Nesse caso a simultaneidade de vozes – marcada por respostas curtas (no caso uma palavra que seria o gancho para o turno seguinte da professora) não põe em risco a organização conversacional, mas contribui para que o professor possa dar continuidade ao tema que aborda. A “simultaneidade de vozes ocorre quando o turno é realizado desde o seu início por várias pessoas ao mesmo tempo” (...) e ela ativa alguns mecanismos reparadores de tomada de turno” (MARCUSCHI, 2005, p.23). Uma segunda característica que esse mecanismo possui é a “parada prematura de um falante”. No caso, temos vários falantes – os alunos respondem em coro – e o turno de falas que a eles é permitido regula-se pelo professor. Com isso, as sequências conversacionais – os vários turnos - dão ao professor a certeza de que os alunos o acompanham no raciocínio dele. Pelo menos, os estudantes dão as respostas esperadas.

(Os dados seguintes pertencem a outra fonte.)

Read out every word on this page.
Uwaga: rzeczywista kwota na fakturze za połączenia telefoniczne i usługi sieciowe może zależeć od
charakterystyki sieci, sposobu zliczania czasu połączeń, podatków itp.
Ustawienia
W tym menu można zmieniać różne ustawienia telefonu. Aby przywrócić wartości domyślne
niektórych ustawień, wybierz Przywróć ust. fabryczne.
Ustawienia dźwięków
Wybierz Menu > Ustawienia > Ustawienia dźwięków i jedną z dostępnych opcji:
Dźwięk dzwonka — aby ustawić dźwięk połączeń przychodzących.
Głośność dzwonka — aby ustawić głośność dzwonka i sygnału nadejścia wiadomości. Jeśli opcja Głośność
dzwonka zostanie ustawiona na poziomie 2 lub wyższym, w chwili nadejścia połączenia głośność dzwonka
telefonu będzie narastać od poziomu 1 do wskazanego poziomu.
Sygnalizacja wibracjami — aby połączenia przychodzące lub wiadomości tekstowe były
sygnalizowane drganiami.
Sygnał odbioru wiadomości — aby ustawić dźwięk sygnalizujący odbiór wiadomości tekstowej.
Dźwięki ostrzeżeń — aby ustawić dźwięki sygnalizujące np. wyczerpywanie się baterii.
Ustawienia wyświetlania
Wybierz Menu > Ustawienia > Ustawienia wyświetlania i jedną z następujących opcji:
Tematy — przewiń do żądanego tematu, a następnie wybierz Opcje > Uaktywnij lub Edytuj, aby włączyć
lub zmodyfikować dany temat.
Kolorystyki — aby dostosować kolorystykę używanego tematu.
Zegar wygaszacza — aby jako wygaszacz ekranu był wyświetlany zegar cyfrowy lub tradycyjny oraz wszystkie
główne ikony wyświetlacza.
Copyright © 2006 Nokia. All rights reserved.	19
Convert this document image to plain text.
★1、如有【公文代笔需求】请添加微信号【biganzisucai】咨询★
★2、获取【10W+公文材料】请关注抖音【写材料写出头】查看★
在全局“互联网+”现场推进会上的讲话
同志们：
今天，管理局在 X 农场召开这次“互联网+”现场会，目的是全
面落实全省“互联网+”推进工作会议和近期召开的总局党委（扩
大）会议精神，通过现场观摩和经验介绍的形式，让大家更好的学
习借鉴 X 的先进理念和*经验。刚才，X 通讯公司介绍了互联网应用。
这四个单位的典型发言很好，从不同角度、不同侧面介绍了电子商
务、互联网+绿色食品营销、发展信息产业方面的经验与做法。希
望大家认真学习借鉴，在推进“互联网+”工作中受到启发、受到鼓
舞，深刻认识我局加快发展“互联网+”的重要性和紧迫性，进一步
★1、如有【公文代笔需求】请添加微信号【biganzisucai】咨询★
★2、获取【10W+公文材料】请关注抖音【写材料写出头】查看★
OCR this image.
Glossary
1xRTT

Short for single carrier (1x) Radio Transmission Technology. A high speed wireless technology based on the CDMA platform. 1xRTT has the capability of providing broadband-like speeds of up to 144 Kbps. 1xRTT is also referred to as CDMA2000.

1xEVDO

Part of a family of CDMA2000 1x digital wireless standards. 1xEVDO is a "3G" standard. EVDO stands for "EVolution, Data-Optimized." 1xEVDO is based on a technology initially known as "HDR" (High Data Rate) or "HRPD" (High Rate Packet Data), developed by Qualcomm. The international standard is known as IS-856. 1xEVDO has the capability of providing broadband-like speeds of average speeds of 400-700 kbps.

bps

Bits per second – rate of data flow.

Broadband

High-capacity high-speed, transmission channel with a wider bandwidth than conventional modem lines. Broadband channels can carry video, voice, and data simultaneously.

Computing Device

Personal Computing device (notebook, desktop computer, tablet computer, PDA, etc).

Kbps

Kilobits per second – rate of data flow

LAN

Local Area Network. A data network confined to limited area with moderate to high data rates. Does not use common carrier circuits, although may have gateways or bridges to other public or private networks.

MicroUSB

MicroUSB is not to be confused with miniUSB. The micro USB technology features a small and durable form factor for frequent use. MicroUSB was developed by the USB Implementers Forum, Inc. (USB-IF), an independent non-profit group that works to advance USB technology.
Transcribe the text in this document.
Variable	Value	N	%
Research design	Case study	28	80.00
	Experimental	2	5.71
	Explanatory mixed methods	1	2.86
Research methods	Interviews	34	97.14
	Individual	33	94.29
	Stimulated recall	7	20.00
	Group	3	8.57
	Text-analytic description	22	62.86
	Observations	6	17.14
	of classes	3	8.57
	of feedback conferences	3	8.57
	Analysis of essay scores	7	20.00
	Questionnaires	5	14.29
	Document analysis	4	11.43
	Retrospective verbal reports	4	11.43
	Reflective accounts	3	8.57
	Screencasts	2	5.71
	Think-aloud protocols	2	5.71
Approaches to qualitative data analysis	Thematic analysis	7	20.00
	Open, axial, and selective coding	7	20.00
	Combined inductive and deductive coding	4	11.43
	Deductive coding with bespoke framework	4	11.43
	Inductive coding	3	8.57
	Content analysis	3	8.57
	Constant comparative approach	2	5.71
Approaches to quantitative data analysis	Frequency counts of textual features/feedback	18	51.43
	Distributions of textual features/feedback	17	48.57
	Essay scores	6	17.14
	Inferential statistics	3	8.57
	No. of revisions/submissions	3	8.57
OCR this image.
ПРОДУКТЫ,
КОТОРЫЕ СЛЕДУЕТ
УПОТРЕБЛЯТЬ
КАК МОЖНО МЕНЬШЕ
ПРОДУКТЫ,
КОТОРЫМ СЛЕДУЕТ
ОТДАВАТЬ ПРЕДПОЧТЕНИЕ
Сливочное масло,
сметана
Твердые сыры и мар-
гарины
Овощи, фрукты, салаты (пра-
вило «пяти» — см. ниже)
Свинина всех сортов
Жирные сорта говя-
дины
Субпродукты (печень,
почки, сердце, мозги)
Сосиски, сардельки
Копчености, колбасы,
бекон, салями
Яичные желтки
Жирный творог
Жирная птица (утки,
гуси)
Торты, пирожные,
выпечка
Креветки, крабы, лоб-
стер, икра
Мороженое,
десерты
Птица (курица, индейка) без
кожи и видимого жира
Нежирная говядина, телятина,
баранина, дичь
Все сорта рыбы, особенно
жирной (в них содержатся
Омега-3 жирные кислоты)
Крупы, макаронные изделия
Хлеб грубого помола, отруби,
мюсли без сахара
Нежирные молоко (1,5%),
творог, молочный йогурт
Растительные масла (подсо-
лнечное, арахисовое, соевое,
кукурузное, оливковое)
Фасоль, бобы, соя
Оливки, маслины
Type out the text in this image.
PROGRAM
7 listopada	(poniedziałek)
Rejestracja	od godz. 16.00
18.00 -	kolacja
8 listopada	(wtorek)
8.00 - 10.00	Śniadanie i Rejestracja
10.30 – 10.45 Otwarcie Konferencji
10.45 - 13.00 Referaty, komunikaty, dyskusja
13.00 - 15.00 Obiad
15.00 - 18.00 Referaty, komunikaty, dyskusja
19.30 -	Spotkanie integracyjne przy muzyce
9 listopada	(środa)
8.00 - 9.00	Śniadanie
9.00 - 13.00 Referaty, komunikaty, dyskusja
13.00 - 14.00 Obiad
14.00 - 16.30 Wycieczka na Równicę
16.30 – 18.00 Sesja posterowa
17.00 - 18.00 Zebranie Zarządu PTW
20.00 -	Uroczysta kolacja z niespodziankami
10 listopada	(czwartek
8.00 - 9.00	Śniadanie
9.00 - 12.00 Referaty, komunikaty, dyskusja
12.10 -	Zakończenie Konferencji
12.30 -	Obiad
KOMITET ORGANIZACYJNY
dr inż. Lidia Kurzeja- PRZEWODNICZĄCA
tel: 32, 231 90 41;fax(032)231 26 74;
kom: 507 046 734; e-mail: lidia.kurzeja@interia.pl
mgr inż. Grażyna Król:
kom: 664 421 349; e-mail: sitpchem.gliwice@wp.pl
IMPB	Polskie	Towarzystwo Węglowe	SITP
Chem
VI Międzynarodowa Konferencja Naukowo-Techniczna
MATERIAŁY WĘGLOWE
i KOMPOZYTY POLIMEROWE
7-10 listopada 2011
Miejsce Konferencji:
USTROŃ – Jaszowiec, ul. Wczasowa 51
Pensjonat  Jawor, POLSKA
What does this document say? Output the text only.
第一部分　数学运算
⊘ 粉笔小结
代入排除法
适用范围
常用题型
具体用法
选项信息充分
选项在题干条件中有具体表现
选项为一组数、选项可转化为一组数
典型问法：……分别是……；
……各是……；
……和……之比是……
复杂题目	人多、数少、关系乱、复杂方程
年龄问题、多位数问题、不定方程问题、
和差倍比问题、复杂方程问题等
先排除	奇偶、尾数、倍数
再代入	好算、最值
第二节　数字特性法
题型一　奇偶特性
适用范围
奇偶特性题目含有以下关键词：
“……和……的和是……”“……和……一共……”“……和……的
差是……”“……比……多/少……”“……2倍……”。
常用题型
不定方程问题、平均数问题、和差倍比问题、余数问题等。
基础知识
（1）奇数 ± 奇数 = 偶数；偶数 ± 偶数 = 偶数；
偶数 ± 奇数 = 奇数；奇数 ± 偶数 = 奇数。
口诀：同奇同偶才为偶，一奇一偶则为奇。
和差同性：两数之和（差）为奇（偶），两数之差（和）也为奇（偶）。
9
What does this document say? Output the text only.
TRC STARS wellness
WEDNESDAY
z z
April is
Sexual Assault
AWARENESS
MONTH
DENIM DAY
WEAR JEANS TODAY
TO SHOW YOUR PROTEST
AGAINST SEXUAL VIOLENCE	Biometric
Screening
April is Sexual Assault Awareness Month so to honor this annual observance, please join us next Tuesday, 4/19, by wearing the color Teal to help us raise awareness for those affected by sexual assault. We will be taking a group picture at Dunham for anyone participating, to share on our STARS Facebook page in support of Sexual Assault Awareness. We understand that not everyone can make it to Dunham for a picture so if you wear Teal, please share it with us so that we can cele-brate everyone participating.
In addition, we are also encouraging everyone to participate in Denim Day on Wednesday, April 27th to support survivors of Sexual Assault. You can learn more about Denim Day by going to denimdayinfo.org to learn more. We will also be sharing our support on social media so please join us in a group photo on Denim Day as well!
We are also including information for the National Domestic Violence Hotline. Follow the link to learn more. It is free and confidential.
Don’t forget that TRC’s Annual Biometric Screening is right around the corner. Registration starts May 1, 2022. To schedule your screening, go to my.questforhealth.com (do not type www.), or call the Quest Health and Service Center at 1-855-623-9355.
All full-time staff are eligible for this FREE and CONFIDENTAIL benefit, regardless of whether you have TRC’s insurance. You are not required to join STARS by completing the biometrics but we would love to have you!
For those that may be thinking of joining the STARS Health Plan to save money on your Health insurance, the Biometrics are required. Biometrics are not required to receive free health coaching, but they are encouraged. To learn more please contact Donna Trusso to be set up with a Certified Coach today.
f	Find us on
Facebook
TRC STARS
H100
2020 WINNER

Marcuschi (2005) distingue a sobreposição de falas da simultaneidade de falas. Enquanto a segunda indica dois turnos superpostos, ocorrendo ao mesmo tempo desde o início; a primeira índica a ocorrência de uma fala dentro da fala do outro. Uma das situações que pode provocar a sobreposição de vozes é a hesitação. Enquanto um interlocutor ainda está elaborando ou enunciando a sua fala outro se insere no turno e completa a informação. É preciso, também, observar que os silêncios, as pausas, as hesitações, segundo Marcuschi (2005), ao lado das perguntas e respostas, são importantes elementos organizadores da conversação.

Apesar de termos afirmado que há interação nas aulas observadas, ainda há a superioridade da voz do professor sobre a voz dos alunos. Quando convidados a dizer o que sabem, o que querem fazer, os alunos demonstram se atrapalharem, não estarem à vontade para fazer/dizer aquilo que deles se espera naquele instante. De um lado o discurso oral do professor que, mesmo no momento em que deseja fecundar o silêncio, “faz calar” seus alunos; de outro, o silêncio do aluno, apesar de ter-lhe sido dado o direito à palavra, acaba por fazê-lo sucumbir à palavra. Contudo, o silêncio, assim como as palavras, são múltiplos de significação (ORLANDI, 2007).